Her usually blissed-out voice suddenly shaky and strained, pausing for composure as she bows apologetically, Coco reads, in English and Japanese, a single line of text announcing that she will “graduate” (the conventional idol-world euphemism for retire or quit) from Hololive on July 1. “I know that’s hard to accept,” she says, drawing a breath before asking viewers not to ask other Hololive VTubers about her decision and to remember to unsubscribe from her channel — since YouTube will continue to take their money.
The live chat starts scrolling, and it’s hard to decide which is more heartbreaking: Coco’s raspy staccato delivery or the multilingual rapid-fire blurts of desperation: “Que dice?” “I can’t read this!” “PANIK” — all typed in a frenzy, as if someone in the family had died. The video now has over 2.2 million views.

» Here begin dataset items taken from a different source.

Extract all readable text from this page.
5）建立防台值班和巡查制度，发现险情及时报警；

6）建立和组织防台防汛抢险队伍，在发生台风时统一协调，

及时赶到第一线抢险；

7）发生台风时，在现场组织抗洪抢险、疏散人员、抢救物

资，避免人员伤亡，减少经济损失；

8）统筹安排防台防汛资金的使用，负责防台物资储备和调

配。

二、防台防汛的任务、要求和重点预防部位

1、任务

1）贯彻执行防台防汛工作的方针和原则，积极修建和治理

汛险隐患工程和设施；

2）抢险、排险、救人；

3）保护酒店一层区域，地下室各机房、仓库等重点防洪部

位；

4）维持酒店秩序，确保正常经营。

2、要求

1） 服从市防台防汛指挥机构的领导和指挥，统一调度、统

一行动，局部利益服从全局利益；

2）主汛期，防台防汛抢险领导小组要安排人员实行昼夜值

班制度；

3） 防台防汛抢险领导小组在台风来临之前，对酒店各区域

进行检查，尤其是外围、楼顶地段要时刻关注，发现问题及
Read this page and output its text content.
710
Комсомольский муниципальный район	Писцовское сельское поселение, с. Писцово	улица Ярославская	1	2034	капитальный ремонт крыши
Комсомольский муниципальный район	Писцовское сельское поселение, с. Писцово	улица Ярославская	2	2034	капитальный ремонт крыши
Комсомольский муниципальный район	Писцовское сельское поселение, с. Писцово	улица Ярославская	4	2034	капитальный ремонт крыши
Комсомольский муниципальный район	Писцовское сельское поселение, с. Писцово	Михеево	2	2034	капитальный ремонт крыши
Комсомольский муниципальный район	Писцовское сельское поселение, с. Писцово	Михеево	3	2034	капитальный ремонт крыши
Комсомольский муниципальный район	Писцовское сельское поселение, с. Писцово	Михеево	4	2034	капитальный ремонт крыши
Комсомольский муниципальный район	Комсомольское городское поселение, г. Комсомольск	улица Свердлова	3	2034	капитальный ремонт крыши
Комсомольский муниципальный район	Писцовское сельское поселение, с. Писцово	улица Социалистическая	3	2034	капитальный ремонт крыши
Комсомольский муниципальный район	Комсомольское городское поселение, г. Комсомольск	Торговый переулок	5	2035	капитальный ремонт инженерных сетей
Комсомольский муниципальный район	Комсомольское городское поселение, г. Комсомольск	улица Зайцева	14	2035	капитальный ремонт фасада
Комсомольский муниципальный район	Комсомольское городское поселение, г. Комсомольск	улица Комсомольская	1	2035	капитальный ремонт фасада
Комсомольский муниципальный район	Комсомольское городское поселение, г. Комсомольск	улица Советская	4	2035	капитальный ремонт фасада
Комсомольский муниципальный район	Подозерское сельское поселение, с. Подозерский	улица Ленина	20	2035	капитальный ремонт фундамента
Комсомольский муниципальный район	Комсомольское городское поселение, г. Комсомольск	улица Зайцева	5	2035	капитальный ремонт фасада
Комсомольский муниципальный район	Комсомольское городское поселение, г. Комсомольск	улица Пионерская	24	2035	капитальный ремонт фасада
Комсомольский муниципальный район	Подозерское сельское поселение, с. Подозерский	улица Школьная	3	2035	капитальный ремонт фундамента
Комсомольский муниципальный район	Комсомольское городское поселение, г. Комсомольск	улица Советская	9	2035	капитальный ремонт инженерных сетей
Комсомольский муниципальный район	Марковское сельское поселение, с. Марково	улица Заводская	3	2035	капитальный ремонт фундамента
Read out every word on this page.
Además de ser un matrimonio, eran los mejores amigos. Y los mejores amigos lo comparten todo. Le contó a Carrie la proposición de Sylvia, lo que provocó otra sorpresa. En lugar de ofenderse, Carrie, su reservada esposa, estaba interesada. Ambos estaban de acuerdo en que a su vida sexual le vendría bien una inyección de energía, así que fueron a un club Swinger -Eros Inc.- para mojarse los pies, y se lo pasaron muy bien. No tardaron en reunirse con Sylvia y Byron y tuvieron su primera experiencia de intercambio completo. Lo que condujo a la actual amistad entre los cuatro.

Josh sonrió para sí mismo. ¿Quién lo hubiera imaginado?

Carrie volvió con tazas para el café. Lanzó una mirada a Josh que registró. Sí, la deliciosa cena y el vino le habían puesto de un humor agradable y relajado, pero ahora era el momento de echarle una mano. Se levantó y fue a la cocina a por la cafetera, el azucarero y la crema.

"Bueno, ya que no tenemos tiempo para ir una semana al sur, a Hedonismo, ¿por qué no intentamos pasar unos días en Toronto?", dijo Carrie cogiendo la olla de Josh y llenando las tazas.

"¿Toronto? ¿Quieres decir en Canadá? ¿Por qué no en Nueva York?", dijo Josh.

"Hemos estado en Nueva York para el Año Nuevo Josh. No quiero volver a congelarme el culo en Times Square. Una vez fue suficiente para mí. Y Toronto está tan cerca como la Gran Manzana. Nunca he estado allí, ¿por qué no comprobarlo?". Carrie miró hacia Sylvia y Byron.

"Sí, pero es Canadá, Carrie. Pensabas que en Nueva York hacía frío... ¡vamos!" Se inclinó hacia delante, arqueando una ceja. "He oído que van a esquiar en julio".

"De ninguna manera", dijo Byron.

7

Coco’s departure last month jolted the industry in Japan, forcing agencies to confront a growing fear that one defection could lead to an exodus of VTuber talents who’ve learned that they no longer need management. Days after Coco quit, two other popular Hololive avatars, pioneering bilingual partner Haato and Japanese-language VTuber Murasaki Shion, took what they called “hiatuses” for indefinite periods and have yet to return. Three weeks later, the performer for avatar Lulu Suzuhara, managed by Japan’ s other big VTuber talent agency, Nijisanji, thanked her fans in a two-hour livestream with 2.3 million views before shutting down her channel. (“If this keeps happening,” one Hololive manager told me, requesting anonymity, “we may not be here next year.”) The direct-to-consumer exhilaration of livestreaming may make corporate control not merely annoying, an intrusive reminder of manufactured artifice, but irrelevant. While VTuber avatars are relatively easy and inexpensive to create and replicate, their very human talents have become irreplaceable to legions of loyal and adoring fans.